Cenário 3 – Colapso autoritário
Lobby fóssil prolonga subsídios, atraso tecnológico impede descarbonização e emissões ultrapassam 700 ppm de CO₂ até 2050. Eventos climáticos em cascata provocam recessões crônicas. Estados expandem poderes de exceção, restringindo liberdades civis. A erosão institucional culmina em governança de emergência permanente.
O que podemos fazer hoje: ações multilayer
Especialistas em políticas públicas e sustentabilidade sugerem uma abordagem em múltiplas camadas (multilayer) para maximizar as chances do primeiro cenário:
Camada individual
Adoção de energias residenciais, redução do consumo de carne e engajamento em redes de informação confiável.
Camada comunitária
Cooperativas de energia solar, hortas urbanas, moedas locais e participação em conselhos municipais.
Camada nacional
Pressão por políticas de precificação de carbono, subsídios a renováveis e reforma educacional focada em competências verdes.
Camada global
Fortalecimento de acordos multilaterais, como o Acordo de Paris, e ampliação de fundos climáticos para países em desenvolvimento.
Brasil: oportunidade estratégica na transição
Nenhum país reúne tantos ativos naturais e potenciais tecnológicos quanto o Brasil para liderar o salto evolutivo da civilização. Energia hidráulica abundante, capacidade solar e eólica de classe mundial e domínio de biocombustíveis criam base sólida. Desafios persistem, como:
Desmatamento amazônico que compromete serviços ecossistêmicos.
Dependência de combustíveis fósseis no transporte rodoviário.
Desigualdade social que limita acesso à tecnologia limpa.
Programas como o estímulo à microgeração distribuída, o Renovabio e investimentos em P&D de hidrogênio verde posicionam o país no eixo da nova economia. Contudo, retrocessos regulatórios podem minar a confiança de investidores e adiar benefícios sociais.
Conclusão: escolhas que definem o destino coletivo
O debate não é meramente tecnológico, mas civilizatório. O salto evolutivo da civilização delineado por Nafeez Ahmed oferece um mapa de bifurcação: abundância descentralizada ou autoritarismo fossilista. A transição em curso guarda semelhanças históricas com a Revolução Industrial, porém escala global e velocidade exponencial elevam riscos e recompensas sem precedentes.

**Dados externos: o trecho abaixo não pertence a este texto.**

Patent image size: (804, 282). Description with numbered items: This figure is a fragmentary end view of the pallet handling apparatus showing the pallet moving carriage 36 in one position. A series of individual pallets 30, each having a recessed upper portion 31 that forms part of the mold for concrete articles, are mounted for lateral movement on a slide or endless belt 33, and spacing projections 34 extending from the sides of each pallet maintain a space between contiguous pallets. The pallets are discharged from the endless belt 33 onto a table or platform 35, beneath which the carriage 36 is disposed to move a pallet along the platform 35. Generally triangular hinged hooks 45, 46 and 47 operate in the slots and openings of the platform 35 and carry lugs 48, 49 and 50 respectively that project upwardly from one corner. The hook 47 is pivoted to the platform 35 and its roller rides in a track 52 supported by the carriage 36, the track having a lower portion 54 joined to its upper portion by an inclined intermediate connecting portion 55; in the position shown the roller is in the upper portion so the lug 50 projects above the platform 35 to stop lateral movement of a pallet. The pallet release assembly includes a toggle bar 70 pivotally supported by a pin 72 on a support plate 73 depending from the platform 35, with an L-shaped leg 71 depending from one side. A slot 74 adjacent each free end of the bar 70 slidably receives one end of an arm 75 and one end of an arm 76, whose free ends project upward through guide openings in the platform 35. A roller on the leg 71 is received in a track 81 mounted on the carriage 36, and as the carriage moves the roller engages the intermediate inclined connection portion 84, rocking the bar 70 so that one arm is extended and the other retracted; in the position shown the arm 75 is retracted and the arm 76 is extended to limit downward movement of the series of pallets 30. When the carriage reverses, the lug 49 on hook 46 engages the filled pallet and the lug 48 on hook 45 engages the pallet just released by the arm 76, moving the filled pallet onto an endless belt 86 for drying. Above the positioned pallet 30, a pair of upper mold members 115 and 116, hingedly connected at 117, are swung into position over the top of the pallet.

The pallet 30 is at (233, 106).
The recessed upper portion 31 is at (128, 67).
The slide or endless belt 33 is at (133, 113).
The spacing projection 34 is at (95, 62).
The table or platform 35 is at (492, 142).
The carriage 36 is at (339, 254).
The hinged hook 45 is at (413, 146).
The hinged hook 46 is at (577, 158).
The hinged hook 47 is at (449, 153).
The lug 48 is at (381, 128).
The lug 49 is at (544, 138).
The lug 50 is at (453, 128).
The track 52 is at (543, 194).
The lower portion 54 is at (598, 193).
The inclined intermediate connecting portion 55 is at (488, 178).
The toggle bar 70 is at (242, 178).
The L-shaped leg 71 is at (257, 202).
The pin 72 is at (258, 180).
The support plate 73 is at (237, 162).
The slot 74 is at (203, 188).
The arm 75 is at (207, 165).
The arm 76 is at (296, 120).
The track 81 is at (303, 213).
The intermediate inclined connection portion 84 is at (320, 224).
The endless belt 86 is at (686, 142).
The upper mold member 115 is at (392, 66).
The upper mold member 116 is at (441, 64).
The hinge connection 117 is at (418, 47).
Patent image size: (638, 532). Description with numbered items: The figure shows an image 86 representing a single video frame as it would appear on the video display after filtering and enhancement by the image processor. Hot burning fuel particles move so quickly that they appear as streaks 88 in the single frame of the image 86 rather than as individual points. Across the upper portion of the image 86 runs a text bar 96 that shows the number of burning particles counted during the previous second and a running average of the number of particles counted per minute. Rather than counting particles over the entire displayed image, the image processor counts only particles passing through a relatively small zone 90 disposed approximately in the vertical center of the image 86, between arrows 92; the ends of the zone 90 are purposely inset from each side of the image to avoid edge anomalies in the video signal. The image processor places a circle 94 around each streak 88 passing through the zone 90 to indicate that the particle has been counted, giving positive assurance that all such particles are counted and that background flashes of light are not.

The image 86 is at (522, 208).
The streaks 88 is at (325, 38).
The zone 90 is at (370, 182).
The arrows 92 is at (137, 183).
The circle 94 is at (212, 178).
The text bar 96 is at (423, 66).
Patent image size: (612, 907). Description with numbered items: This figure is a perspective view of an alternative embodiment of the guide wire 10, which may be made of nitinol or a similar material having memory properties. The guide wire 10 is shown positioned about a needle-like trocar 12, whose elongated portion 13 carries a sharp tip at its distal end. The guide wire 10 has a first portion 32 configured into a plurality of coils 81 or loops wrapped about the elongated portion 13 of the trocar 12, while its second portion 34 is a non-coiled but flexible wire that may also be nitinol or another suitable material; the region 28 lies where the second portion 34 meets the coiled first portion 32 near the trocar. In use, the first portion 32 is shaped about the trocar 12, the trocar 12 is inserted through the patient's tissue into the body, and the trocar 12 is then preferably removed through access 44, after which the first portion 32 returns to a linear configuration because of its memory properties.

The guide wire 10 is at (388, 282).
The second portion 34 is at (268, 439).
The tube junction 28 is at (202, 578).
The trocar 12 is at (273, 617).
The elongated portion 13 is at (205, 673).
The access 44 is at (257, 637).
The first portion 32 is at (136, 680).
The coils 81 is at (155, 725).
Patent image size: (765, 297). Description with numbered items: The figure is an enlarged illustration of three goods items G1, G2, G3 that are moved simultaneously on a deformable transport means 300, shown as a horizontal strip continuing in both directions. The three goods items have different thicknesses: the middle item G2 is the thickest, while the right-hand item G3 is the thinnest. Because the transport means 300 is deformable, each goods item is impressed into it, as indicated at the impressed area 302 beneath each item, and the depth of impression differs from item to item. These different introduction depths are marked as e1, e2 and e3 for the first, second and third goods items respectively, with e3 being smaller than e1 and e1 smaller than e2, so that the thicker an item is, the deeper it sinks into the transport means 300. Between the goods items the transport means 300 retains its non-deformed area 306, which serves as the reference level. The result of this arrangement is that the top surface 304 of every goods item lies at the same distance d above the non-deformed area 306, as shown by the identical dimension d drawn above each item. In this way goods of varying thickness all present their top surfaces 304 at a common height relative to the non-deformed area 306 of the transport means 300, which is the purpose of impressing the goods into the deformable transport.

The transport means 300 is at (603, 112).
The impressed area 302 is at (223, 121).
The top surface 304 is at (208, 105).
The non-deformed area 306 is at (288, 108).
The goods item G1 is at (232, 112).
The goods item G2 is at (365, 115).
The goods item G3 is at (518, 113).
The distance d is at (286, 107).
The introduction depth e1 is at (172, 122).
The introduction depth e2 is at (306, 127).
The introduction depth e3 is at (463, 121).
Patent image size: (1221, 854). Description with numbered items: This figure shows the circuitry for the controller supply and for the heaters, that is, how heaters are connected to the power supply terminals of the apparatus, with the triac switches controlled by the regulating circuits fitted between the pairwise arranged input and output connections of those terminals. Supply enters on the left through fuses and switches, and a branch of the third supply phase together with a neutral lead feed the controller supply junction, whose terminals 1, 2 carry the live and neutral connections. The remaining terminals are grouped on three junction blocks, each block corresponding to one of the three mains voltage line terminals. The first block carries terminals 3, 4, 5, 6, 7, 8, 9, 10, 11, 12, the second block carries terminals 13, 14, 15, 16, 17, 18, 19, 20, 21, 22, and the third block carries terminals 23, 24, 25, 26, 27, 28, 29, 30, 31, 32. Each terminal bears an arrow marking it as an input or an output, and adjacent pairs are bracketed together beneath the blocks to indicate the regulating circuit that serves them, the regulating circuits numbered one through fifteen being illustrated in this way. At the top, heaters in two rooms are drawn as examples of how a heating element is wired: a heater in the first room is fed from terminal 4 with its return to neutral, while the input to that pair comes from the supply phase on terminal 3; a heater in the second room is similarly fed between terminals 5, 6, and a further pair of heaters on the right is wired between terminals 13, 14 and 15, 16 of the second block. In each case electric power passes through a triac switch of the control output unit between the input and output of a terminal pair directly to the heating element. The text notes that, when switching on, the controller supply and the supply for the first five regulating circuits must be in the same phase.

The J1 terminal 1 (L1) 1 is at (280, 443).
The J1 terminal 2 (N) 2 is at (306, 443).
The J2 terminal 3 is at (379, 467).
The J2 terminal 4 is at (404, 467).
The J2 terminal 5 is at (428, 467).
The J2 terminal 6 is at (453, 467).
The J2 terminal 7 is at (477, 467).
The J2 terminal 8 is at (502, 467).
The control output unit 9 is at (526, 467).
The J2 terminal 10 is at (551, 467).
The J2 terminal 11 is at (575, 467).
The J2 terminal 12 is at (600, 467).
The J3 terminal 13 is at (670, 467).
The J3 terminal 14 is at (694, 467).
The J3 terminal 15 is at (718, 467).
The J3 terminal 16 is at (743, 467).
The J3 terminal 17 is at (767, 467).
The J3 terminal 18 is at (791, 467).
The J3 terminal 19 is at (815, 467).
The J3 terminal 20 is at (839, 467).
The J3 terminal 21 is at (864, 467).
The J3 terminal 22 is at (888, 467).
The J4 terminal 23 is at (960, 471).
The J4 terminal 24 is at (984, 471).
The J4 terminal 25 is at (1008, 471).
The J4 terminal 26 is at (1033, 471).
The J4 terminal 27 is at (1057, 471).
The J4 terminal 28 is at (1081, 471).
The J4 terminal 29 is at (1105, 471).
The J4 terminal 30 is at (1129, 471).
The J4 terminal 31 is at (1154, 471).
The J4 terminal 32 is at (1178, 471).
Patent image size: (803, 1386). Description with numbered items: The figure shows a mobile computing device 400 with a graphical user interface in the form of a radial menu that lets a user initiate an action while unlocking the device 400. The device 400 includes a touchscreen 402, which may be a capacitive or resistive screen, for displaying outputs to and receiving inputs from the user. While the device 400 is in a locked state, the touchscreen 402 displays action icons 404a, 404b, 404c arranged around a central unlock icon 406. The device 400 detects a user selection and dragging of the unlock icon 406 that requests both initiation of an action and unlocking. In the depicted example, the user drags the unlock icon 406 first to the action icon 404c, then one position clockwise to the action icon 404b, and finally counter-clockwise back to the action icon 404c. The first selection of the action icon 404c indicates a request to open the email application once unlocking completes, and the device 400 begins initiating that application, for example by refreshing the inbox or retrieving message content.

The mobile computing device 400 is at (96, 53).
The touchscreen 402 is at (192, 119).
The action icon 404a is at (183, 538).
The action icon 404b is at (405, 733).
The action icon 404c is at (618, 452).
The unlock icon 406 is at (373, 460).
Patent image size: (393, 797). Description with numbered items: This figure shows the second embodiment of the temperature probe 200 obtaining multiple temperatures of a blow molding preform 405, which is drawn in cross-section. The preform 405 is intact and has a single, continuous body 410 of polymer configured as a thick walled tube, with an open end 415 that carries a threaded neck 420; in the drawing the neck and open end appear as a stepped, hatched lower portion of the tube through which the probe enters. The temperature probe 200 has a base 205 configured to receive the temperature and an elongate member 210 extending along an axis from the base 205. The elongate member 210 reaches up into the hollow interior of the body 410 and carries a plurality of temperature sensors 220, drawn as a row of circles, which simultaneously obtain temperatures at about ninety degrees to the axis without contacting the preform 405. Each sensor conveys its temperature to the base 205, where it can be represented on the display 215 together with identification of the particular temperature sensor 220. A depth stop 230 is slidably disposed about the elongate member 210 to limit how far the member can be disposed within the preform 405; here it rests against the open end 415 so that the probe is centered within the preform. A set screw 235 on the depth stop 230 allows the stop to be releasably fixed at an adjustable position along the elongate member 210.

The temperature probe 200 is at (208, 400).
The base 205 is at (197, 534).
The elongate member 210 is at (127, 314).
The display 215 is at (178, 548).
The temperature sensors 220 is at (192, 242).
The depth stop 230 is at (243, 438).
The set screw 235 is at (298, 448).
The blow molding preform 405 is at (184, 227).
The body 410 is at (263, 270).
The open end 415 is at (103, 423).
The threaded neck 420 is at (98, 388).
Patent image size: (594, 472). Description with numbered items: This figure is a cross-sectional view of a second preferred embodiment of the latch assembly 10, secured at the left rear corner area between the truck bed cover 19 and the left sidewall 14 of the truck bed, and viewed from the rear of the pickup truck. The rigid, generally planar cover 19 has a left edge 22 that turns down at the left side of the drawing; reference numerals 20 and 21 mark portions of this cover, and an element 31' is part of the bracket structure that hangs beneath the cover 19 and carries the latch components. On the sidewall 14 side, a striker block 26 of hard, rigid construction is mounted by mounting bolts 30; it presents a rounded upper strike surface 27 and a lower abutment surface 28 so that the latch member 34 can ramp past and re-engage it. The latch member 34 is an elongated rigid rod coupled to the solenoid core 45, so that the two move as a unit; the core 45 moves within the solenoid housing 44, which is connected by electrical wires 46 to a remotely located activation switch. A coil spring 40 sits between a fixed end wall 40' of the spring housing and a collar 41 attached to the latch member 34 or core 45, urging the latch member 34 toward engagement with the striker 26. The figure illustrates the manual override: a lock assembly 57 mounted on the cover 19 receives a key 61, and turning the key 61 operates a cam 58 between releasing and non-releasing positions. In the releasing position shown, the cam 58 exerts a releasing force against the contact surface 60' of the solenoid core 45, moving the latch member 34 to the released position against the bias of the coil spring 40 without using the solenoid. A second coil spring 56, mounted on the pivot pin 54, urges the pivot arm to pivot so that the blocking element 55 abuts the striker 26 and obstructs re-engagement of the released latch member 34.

Se, como sugere o pesquisador, as próximas três décadas concentram o momento crítico de reorganização, as ações tomadas por governos, empresas e cidadãos entre 2025 e 2035 definirão a trajetória. Ainda há tempo para ancorar a mudança em valores democráticos, solidariedade e respeito aos limites planetários. Falhar nesse compromisso significa legar às futuras gerações não apenas um clima hostil, mas também um legado de autoritarismo difícil de reverter.
Enfrentar a encruzilhada requer olhar sistêmico, vontade política e mobilização social inédita. A história está aberta: a escolha entre salto evolutivo e colapso autoritário cabe, agora, a todos nós.